Fri, 09/28/2001 - 9:31am
By Kim Stokes, Editor-in-Chief


We will never forget September 11, 2001. We will always remember where we were when we realized our nation was under attack. While our offices are 30 miles from New York City, I remember my first thoughts when I heard planes had crashed into the World Trade Center — Cahners has offices in New York City and Cahners HQ used to be in Newton, MA where some of our employees travel to on a regular basis. My heart sank as I watched a small black and white TV with my co-workers and the unthinkable become reality.

We all know someone who was involved in this senseless tragedy, whether it be someone who lost their life, someone who lost a loved one, or one of the heroic rescue workers. Sadly, two well-respected Cahners employees were on one of the planes that crashed that day — Jeffrey Mladenik, interim CEO of eLogic and Andrew Curry Green, Director of Business Development at eLogic. Our condolences go out to everyone who experienced a loss during this horrific event.

As the week unfolded, I experienced a flood of emotions. I was sad, frightened, angry, and disgusted that someone could do this to innocent people.

I just can't comprehend this senseless act. Words of condolences and concern from contacts around the world brought me much comfort. Thank you to everyone who showed their concern for the Wireless Design & Development staff.

The healing for me began two days after the terrorist attacks. By then, everyone was aware of the cell phone calls that had been made by flight attendants and passengers and from people stuck in the rubble of the World Trade Center and the Pentagon. While making my commute that day, I listened as two NYC DJs praised not only the heroes who used their cell phones, but the wireless community as a whole. I've never been so proud of the industry that I work in as I was at that moment.

I know that I don't design these wireless devices, but I believe that we — editors, designers, engineers, everyone in this industry — had a hand in bringing those last comforting words to so many families. Since the tragedy, there has been an outpouring of generosity from the wireless community. Throughout the industry, companies have donated cellular and satellite phones, two-way radios and batteries to rescue workers; provided unlimited wireless service for government officials and relief workers; added additional operators to cell phone networks; provided additional wireline and cellular circuits; videoconferencing companies donated equipment and opened sites for victims to communicate with distant relatives. The list goes on.

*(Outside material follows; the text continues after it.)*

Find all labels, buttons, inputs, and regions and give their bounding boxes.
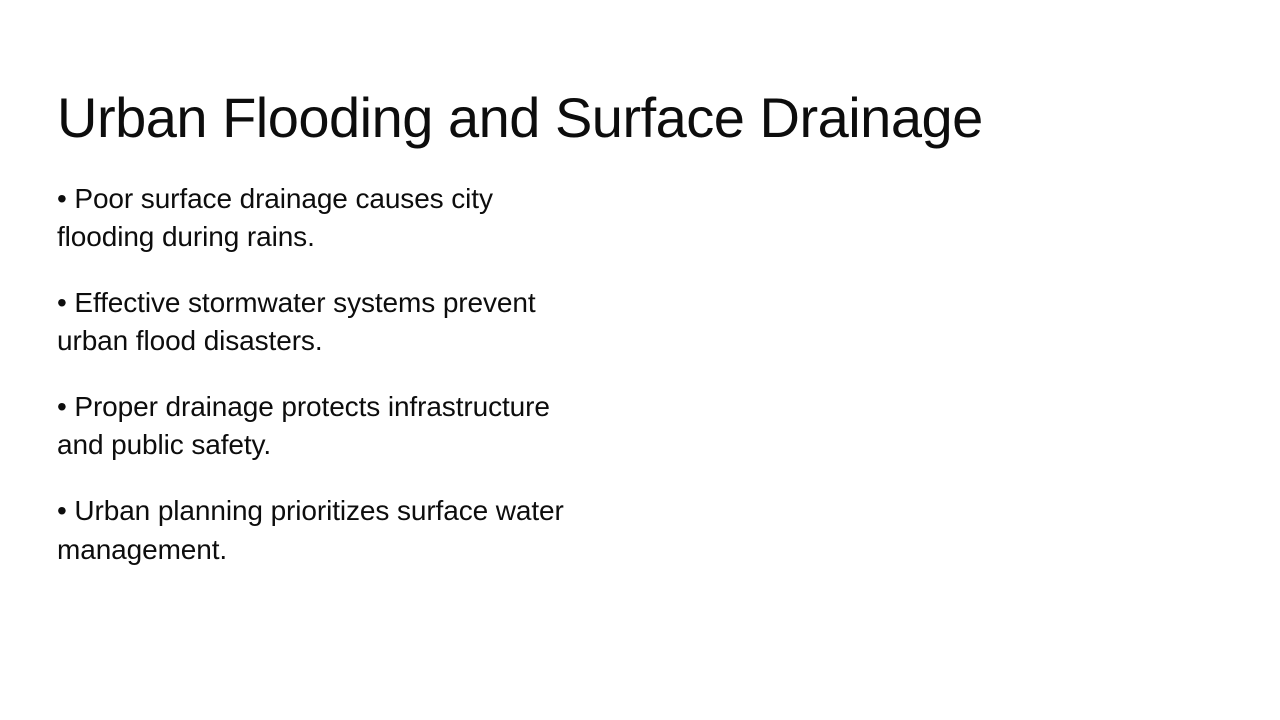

While emerging technologies and services, including e911, strive to provide more of the security that consumers will demand in light of recent events, I am so thankful for the existing wireless capabilities we have. Simply thanking this industry doesn't seem to be enough - you've renewed my hope when I thought it was shattered; you've motivated me to provide you with the best possible information that you can get your hands on; you've brought peace to people you don't even know, without even trying; you've touched the world in a way that no one ever imagined wireless could; you've made a difference. I know as the wireless industry reaches for new heights, that together we can continue to bring that beacon of light to the world.